Notably, one pathway by which viral reactivation may affect health is by promoting inflammation. However, inflammation associated with viral reactivation may be detectable only in the context of reactivation of multiple viruses (Bennett et al., 2012). Thus, in future studies, assessment of multiple viruses as well as related inflammatory processes would be informative.
Bringing It All Together: Stress, Immune Function, and Perinatal Health
This review has focused on growing data linking stress to immune dysregulation during pregnancy, particularly inflammatory processes. An ultimate goal of this body of research is to quantify the impact of such immune dysregulation on specific perinatal health outcomes and, ideally, develop targeted interventions. To date, studies in pregnancy have focused largely on demonstrating and quantifying the impact of stress on immune function. Very limited data have linked stress, inflammation, and perinatal health within the same study. One study has supported a mediational role for inflammation in the link between pregnancy-specific anxiety and gestational age at delivery (Coussons-Read et al., 2012). Additional work demonstrating such mediational effects is clearly needed, with an expansion beyond the outcome of preterm birth.
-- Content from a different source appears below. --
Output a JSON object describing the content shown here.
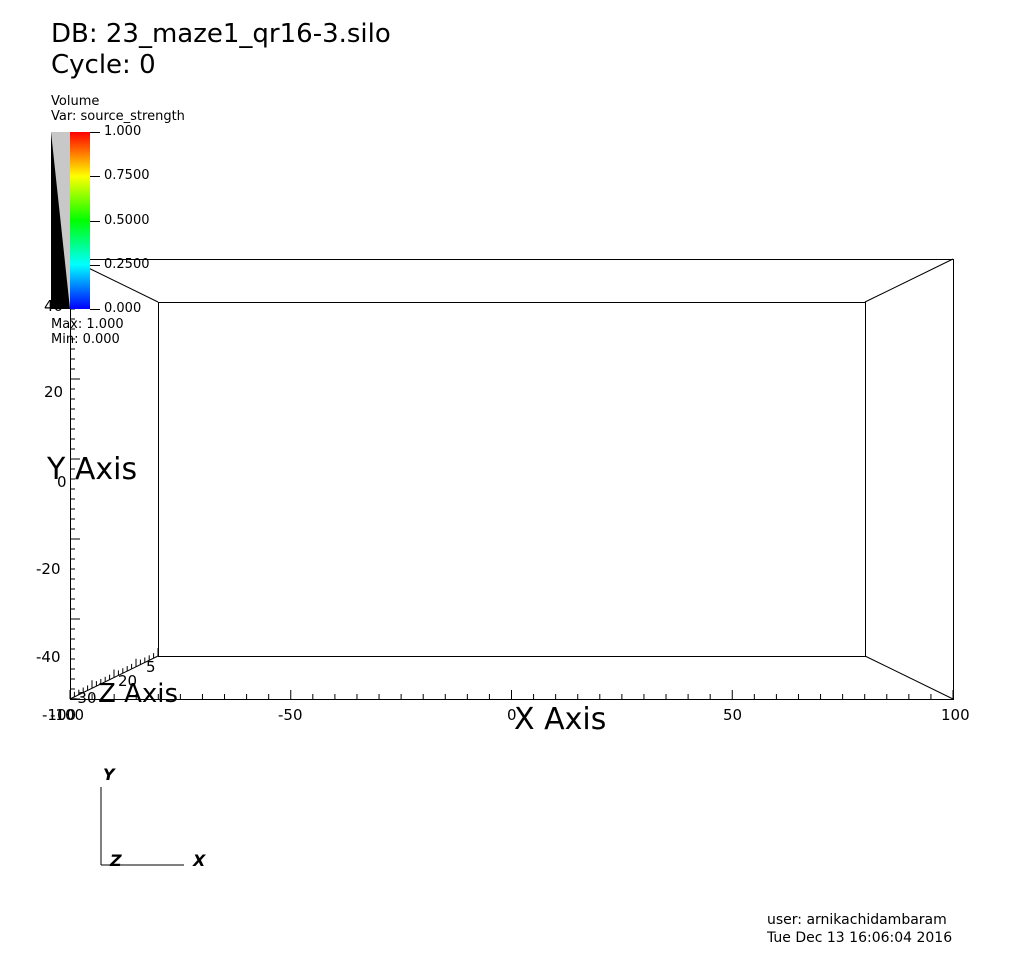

Importantly, although beyond the scope of this review, effects of stress on immune processes are largely mediated by the neuroendocrine system (Ader, 2007). An extensive literature has examined stress and neuroendocrine function in pregnancy (for review, see Dunkel Schetter, 2011; Entringer, Buss, & Wadhwa, 2010; Glynn, Davis, & Sandman, 2013; Hobel, Goldstein, & Barrett, 2008). Thus, greater integration of the literatures on neuroendocrine and immune parameters is an important future direction.
In addition to inflammation and viral latency, other immune outcomes that are known to be affected by stress and have relevance to perinatal health warrant greater attention. These include antibody responses to vaccines, wound healing, and the composition of the gut microbiome in both mothers and offspring. Research on stress-induced immune dysregulation in pregnancy represents a rapidly developing area of investigation that will continue to grow in breadth as well as integration with other literatures. As such, this presents abundant opportunities to address questions of clinical relevance for maternal and child health.
Footnotes
Declaration of Conflicting Interests
The author declared no conflicts of interest with respect to the authorship or the publication of this article.
Funding
Studies described and work on this article was supported in part by Eunice Kennedy Shriver National Institute for Child Health and Human Development Grants R21 HD061644 and R21 HD067670 and National Institute for Nursing Research Grant R01 NR01366. Some studies described were supported by the Ohio State University Center for Clinical and Translational Sciences, funded by National Center for Advancing Translational Sciences Grant UL1TR001070. The content of this article is solely the responsibility of the author and does not necessarily represent the official views of the National Institutes of Health.